Chaeyoung tersenyum, Lisa yang seperti itu adalah temannya yang sangat baik, dan dia tidak tahu bagaimana jika cerita tidak membuatnya berteman dengan Lisa. Mereka melanjutkan langkah sampai halte bis, dan berhenti.
“Lisa, sepertinya aku akan tinggal di rumah Imo mulai sekarang.”
“Apa?” Lisa langsung melirik perempuan yang duduk di sampingnya. “Maksudmu kau mau pindah?”
“Yah. Imo terus saja memaksaku tinggal bersamanya, dan juga... tinggal sendiri itu rasanya melelahkan.”
“Chaeyoung-ah, benar kau mau pindah? Lalu bagaimana dengan kuliahmu? Apa tidak bisa jika Imo saja yang pindah ke rumahmu?”
“Huh? Hey... kau ini kenapa?” Chaeyoung tidak mengerti perubahan ekspresi tiba-tiba Lisa.
“Apa kau akan meninggalkanku?”
“Ya! Kau ini bicara apa?”
“Kau bilang akan pindah ke rumah Imo, jadi kupikir kita tidak akan_”
“Lisa!” Chaeyoung mencubit pipi perempuan berambut sebahu itu, membuatnya mengernyit menahan nyeri. “Aku hanya pindah ke Incheon, bukan ke luar negeri. Dan juga, kita masih akan bertemu, karena aku harus tetap kuliah di tahun terakhirku ini.”
“Kau tidak akan pindah kuliah?”
“Ya! Babo! Mana mungkin aku pindah di saat akhir begini? Tentu saja aku harus menyelesaikan kuliahku disini. Dasar kau ini.”
“Tapi kenapa tiba-tiba begini? Rasanya Imo dari dulu memaksamu tinggal bersamanya, tapi kenapa baru sekarang kau pindah?”
“Sudah kubilang, tinggal sendiri itu melelahkan. Dan mungkin...” Chaeyoung menggantung ucapannya, menarik nafas dan memandang langit sore mendung. “Sepertinya aku membutuhkan suasana baru untuk melupakan pengacara jahat itu.”
“Emm.. Chaeyoung-ah, jangan pikirkan lagi laki-laki itu. Pikirkan saja aku yah, hanya Lisa.”
Chaeyoung tertawa. Walaupun tidak menjawab, tapi mungkin dia akan menuruti perempuan itu. Melupakan Koo Junhoe dan beralih hanya memikirkan Lisa.
“Hah...” Chaeyoung berdiri. Bis yang di tunggunya sudah datang. “Tapi rasanya akan merepotkan setelah pindah nanti. Setiap hari aku harus bangun lebih pagi, menempuh jarak jauh dai Incheon ke Seoul. Aah... pasti melelahkan.”
‘Tidak, karena aku akan menemanimu setiap hari.”
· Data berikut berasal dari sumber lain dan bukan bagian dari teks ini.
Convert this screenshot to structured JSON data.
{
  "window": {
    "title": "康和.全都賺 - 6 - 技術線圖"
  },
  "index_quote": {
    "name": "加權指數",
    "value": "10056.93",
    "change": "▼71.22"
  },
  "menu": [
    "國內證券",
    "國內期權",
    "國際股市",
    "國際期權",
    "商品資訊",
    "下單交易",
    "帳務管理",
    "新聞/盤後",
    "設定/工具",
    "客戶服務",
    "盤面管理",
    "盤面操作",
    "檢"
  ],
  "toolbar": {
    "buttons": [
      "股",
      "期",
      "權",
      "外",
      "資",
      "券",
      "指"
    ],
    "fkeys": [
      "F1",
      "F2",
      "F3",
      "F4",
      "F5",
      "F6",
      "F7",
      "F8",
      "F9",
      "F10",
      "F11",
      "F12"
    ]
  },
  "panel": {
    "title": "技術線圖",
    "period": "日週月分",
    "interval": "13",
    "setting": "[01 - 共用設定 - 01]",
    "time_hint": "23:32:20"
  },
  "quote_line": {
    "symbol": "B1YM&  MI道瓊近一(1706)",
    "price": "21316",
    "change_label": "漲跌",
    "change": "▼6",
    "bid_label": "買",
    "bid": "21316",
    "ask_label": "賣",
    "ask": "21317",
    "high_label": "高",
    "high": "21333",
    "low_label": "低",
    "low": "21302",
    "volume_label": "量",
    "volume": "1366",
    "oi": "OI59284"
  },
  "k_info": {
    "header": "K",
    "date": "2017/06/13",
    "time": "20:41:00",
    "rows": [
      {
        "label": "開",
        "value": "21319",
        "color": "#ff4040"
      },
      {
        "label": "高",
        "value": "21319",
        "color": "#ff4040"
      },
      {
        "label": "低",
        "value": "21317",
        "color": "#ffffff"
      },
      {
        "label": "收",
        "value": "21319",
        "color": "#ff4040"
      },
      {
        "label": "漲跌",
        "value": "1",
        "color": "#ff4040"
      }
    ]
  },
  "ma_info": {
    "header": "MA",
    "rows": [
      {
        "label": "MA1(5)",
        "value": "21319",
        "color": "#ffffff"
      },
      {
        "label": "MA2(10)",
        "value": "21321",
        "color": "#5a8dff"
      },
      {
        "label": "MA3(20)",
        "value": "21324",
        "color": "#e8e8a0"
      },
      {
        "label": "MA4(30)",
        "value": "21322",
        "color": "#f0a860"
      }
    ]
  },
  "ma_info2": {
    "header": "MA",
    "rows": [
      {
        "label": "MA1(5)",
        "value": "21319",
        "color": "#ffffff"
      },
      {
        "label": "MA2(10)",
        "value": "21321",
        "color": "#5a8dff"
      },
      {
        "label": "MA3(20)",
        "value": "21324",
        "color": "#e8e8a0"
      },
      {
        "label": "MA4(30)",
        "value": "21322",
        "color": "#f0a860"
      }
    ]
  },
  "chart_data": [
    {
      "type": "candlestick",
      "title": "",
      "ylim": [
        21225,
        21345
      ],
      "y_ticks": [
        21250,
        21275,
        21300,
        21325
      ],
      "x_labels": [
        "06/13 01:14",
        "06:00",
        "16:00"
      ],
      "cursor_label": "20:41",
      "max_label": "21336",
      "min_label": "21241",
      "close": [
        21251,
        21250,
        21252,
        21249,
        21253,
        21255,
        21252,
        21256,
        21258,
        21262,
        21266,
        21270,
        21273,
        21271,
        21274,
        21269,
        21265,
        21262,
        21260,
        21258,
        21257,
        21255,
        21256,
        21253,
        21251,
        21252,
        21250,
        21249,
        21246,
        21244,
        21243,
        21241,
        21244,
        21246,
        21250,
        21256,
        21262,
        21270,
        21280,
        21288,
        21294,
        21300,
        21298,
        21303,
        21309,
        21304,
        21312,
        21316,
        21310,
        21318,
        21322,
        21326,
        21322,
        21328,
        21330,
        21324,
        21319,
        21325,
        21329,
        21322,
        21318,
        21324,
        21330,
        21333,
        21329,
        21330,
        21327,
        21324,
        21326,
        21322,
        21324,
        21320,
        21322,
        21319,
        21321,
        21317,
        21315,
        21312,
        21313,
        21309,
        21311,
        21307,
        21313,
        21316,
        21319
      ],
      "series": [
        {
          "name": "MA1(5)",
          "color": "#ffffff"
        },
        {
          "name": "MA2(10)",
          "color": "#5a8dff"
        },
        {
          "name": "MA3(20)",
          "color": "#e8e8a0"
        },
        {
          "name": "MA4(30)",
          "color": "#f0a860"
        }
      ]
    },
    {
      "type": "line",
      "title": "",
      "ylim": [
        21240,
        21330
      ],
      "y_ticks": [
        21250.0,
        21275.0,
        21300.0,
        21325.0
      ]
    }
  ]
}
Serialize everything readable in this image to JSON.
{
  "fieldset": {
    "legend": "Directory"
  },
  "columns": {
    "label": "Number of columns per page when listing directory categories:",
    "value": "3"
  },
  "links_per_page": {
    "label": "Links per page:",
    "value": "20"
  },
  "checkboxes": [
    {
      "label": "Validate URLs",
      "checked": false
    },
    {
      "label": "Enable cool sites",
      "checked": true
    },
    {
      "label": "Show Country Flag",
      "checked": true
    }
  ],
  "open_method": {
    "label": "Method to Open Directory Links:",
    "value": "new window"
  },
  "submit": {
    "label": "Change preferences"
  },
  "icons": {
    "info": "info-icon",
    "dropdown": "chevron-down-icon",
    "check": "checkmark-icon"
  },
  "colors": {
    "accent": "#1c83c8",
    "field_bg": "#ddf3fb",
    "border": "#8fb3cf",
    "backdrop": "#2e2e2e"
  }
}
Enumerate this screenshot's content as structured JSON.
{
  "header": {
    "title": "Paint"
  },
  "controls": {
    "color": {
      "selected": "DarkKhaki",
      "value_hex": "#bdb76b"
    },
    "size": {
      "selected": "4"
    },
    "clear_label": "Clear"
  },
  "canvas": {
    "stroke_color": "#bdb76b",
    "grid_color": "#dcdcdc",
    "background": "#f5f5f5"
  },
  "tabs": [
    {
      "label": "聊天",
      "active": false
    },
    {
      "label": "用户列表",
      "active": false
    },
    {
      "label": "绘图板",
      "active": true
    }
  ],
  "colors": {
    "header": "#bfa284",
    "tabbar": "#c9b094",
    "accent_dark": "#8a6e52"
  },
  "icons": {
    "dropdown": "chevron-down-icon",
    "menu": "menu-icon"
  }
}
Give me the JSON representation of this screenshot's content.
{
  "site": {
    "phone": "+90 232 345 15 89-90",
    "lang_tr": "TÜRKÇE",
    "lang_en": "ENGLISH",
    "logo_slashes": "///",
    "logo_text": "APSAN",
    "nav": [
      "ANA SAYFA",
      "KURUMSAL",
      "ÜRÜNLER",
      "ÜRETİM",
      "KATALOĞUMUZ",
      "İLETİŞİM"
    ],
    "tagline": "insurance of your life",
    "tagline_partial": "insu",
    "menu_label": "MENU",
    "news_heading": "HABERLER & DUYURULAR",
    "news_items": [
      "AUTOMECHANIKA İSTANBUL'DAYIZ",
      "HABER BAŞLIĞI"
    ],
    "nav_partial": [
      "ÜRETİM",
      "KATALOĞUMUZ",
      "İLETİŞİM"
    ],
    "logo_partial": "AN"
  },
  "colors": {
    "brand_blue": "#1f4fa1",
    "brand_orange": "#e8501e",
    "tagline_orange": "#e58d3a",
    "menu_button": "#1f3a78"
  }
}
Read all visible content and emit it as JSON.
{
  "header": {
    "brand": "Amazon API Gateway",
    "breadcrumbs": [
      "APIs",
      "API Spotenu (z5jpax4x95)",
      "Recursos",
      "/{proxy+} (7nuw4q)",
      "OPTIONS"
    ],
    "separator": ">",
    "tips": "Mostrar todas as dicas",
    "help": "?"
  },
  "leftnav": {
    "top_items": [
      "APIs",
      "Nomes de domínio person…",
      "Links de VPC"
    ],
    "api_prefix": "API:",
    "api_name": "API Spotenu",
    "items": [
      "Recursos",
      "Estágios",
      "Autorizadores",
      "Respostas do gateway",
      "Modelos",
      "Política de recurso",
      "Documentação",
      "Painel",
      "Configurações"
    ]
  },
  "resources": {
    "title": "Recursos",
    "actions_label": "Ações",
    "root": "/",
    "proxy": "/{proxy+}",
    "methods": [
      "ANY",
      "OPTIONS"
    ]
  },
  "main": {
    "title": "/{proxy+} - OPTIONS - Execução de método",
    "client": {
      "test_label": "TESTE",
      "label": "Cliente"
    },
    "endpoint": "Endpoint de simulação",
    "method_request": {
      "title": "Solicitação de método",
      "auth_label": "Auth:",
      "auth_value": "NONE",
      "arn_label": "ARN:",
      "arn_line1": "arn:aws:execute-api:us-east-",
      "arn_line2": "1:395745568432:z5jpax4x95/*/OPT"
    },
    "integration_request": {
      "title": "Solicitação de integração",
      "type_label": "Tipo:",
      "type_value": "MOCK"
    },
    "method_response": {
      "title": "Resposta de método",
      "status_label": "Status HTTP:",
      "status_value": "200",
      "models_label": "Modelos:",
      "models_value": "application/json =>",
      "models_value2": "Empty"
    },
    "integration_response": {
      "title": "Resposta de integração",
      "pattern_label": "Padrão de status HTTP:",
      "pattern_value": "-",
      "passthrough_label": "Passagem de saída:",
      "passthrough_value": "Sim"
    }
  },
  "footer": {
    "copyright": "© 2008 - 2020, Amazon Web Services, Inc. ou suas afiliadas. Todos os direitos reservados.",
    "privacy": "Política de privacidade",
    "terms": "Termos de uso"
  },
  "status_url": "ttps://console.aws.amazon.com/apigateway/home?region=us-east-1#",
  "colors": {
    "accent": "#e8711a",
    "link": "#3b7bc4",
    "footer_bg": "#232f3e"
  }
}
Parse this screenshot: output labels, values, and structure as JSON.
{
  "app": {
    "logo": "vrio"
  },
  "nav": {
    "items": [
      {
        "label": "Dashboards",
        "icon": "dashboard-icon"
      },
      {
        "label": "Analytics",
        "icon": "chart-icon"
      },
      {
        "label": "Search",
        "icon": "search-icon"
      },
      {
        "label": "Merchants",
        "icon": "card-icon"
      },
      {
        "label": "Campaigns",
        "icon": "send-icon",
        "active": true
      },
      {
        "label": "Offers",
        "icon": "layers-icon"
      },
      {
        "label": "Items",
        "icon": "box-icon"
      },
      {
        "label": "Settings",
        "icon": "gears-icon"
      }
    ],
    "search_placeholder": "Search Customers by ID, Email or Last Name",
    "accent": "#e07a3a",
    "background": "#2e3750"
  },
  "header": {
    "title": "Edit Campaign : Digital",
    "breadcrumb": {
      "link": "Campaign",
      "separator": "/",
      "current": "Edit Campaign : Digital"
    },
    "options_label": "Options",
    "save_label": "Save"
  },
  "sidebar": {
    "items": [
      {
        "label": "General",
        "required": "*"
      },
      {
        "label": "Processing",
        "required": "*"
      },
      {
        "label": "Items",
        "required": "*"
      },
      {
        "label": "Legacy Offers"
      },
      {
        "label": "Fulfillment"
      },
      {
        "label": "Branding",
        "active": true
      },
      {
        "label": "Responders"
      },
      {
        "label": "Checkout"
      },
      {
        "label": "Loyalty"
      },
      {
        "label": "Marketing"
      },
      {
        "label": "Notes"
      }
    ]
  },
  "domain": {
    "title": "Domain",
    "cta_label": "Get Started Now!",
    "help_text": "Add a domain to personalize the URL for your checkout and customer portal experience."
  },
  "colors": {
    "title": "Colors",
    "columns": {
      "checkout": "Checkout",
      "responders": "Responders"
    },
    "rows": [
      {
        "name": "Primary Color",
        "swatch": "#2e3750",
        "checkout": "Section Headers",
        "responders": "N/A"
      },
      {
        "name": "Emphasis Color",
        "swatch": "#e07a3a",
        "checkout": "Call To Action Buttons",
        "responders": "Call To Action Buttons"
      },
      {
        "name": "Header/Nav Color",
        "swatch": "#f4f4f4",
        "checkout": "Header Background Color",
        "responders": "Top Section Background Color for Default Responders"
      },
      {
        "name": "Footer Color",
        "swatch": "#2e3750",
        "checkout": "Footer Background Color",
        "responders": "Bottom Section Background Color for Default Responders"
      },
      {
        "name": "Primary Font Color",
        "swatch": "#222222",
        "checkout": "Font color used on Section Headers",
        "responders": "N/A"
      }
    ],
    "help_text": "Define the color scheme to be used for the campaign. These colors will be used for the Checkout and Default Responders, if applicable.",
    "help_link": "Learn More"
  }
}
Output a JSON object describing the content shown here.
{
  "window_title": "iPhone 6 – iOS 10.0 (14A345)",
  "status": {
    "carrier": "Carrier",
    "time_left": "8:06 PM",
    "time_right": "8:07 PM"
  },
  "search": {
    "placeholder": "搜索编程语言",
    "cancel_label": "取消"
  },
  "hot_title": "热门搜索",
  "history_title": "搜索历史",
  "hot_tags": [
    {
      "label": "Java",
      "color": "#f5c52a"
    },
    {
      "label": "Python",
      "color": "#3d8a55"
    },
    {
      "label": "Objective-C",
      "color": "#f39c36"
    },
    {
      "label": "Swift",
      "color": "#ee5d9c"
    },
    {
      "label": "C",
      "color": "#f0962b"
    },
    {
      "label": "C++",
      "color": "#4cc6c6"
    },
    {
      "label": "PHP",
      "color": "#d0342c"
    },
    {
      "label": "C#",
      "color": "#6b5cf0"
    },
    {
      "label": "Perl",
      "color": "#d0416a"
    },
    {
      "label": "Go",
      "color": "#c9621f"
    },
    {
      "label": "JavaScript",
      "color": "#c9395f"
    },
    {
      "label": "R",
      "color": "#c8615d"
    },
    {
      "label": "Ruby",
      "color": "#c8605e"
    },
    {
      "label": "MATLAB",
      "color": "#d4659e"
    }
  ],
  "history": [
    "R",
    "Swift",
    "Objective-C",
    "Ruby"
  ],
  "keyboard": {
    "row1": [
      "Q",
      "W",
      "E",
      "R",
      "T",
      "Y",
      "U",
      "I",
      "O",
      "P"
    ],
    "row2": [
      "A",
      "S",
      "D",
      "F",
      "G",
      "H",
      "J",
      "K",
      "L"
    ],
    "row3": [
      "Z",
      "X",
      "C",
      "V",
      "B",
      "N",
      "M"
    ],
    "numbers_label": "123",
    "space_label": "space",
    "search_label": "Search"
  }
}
Bis berhenti di depan halte, membuka pintunya dan semua orang yang menunggunya masuk. Kemudian kembali melaju, menyusuri jalanan dan mengantarkan orang-orang di dalamnya pada tujuan masing-masing.
            ***

Park Chaeyoung berhenti melangkah, membuat Lisa juga berhenti. Dia mengaduk-aduk tasnya, meraba-raba saku celana dan jaketnya. Dia mencari sesuatu.
“Lisa, bisakah kau tunggu disini sebentar? Sepertinya aku meninggalkan ponselku di kelas tadi,”
“Ah kau ini, seperti biasanya. Baiklah, cepat.”
“Iya. Tapi tunggu yah, awas kalau meninggalkanku.” Chaeyoung langsung berlari, masuk kembali ke dalam gedung kampusnya.
Sore hari ini cerah, matahari masih bersinar dengan sinarnya yang mulai redup. Dan hujan tidak datang hari ini.
Lisa berjlan perlahan menuju gerbang, masih membaca buku tebal di tangannya. Dia sudah biasa jika barang-barang Chaeyoung tiba-tiba hilang, karena perempuan bertubuh ramping itu memang ceroboh.
“Lisa...”
Lisa mengangkat wajahnya, membawa tatapannya pada seseorang yang tiba-tiba berdiri di hadapannya. Laki-laki jangkung itu.
“Koo Junhoe?”
“Lisa, apa kau bersama Chaeyoung? Aku mencari ke apartemennya, tapi tempat itu kosong. Aku juga tidak bisa menghubunginya. Apa kau tahu dimana dia?”
“Kenapa kau mencarinya?”
“Aku harus bertemu dengannya, bisakah kau beri tahu aku dimana dia?”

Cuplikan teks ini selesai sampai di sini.